Reporter: Asep Munazat Zatnika | Editor: Adi Wikanto
Jakarta. Tingkat pembayaran pajak di Indonesia pada tahun 2015 mengalami perbaikan. Hal ini ditunjukan dengan membaiknya peringkat pembayaran pajak menurut studi yang dilakukan oleh Bank Dunia dan PwC, sebuah jaringn firma global, yang salah satu jasa yang diberikan adalah di bidang perpajakan.
Dalam laporan yang berjudul Paying Taxes 2017, peringkat pembayaran pajak Indonesia pada tahun 2015 berada di posisi ke-104 dari 190 negara. Peringkat ini membaik dibandingkan hasil studi tahun sebelumnya yang menempatkan Indonesia di posisi ke-160 dari 189 negara.
Tax legal service leader PwC Indonesia Ay Tjing Phan mengatakan, perbaikan posisi ini menunjukan kegiatan reformasi perpajakan di Indonesia telah berjalan. “Sistem perpajakan yang efisien, khususnya dalam hal restitusi dan pemeriksaan pajak, memungkinkan pemungutan pajak lebih mudah,” ujar Phan, Kamis (17/11) di Jakarta.
Adapun peringkat ini didasarkan oleh penilaian yang dilakukan teradap sejumlah indikator. Beberapa diantaranya adalah jumlah pajak yang dibayarkan, serta waktu yang dibutuhkan untuk menyelesaikan semua kewajiban tersebut.
Nah, menurut laporannya jumlah pembayaran pajak yang dilakukan oleh setiap wajib pajak di Indonesia dalam satu tahun mencapai 43 kali pembayaran. Sementara waktu yang diperlukan untuk menyelesaikan semua pembayaran pajak itu mencapai 221 jam.
Indikator lainnya yang digunakan adalah total tarif pajak yang berlaku di Indonesia pada tahun 2015 mencapai 30,6% naik dari 29,7%. Laporan ini juga memotret aktifitas yang dilakukan pasca wajib pajak melaporkan pajaknya, seperti waktu yang dihabiskan dalam melakukan restitusi dan lamanya audit atas pengajuan restitusi.
Nilai untuk kegiatan pasca pelaporan pajak di Indonesia sebesar 76,49. Angka tersebut cukup baik, mengingat ada di atas rata-rata nilai negara yang ada di kawasan Asia pasifik, sebesar 47.

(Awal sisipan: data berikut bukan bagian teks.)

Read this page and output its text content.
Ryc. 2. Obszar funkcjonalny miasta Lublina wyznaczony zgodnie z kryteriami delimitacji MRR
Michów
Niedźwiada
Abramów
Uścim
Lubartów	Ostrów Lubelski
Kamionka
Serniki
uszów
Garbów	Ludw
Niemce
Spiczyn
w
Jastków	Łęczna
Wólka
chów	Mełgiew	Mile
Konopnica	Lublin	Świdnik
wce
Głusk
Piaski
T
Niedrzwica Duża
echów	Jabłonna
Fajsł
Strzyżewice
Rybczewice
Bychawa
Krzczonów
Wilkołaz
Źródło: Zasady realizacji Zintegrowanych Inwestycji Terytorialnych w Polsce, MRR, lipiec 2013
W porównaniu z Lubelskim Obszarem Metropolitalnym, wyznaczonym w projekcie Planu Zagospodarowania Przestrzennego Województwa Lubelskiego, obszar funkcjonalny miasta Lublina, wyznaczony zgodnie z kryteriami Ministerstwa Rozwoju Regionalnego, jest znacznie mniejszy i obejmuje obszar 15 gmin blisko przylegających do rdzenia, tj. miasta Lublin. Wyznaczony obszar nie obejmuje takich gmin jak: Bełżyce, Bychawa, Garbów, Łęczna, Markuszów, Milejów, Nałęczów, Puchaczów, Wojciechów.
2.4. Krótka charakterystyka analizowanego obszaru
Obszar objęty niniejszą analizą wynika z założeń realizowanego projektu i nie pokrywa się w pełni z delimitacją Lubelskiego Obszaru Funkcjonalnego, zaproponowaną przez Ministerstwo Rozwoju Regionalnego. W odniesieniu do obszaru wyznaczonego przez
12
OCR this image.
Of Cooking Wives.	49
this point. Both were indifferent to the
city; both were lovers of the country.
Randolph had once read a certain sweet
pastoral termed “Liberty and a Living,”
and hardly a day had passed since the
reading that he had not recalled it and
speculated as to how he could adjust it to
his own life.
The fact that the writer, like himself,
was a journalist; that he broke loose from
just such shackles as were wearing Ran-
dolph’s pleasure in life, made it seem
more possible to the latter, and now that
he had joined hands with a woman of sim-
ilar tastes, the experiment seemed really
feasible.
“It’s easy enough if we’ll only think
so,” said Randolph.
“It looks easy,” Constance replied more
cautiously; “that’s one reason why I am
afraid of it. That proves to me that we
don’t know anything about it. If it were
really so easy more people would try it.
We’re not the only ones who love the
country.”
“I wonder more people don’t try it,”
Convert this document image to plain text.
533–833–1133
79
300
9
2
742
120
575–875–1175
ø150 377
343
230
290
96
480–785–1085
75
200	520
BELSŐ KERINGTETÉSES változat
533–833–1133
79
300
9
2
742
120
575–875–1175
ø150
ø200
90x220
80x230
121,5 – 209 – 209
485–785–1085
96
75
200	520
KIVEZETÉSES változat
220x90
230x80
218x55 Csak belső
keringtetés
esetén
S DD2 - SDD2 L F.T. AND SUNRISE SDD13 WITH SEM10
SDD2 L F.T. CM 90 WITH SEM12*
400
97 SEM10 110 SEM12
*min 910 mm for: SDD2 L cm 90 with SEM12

Ay Tjhing menilai perbaikan ini akan berlanjut di tahun-tahun berikutnya. Mengingat berbagai langkah yang dilakukan pemerintah maupun otoritas pajak dianggap menunjukan kegiatan reformasi perpajakan berlanjut.
Salah satunya, karena berbagai terobosan pelaporan pajak yang mulai menggunakan teknologi, seperti pembuatan e-filing atau e-SPT. Begitu juga dampak kebijakan tax amnesty dinilai bisa meningkatkan kepercayaan wajib pajak terhadap otoritas pajak.
Sementara itu Direktur Potensi Kepatuhan dan Penerimaan Pajak Ditjen Pajak, Yon Arsal mengatakan, salah satu faktor yang dianggap mengurangi penilaian terhadap Indonesia adalah lamanya proses restitusi. Untuk itu, pemerintah menginginkan adanya suatu sistem yang bisa mempercepat proses restitusi.
Diantaranya dengan membuat manajemen risiko atas setiap proses pengajuan restitusi. Misalnya dengan membuat ukuran-ukuran tertentu atas pengajuan restitusi yang perlu dilakukan audit dan pengajuan yang memang tidak perlu ada audit.
Ukuran yang akan dilakukan bisa menggunakan dasar nilai restitusi atau profil wajib pajak yang mengajukan. Jadi, jika pengajuan restitusi berada di bawah nilai batas yang dianggap berisiko tidak perlu diaudit, atau secara profil wajib pajak yang mengajukan memang tidak memiliki rekam jejak buruk, maka tidak perlu audit.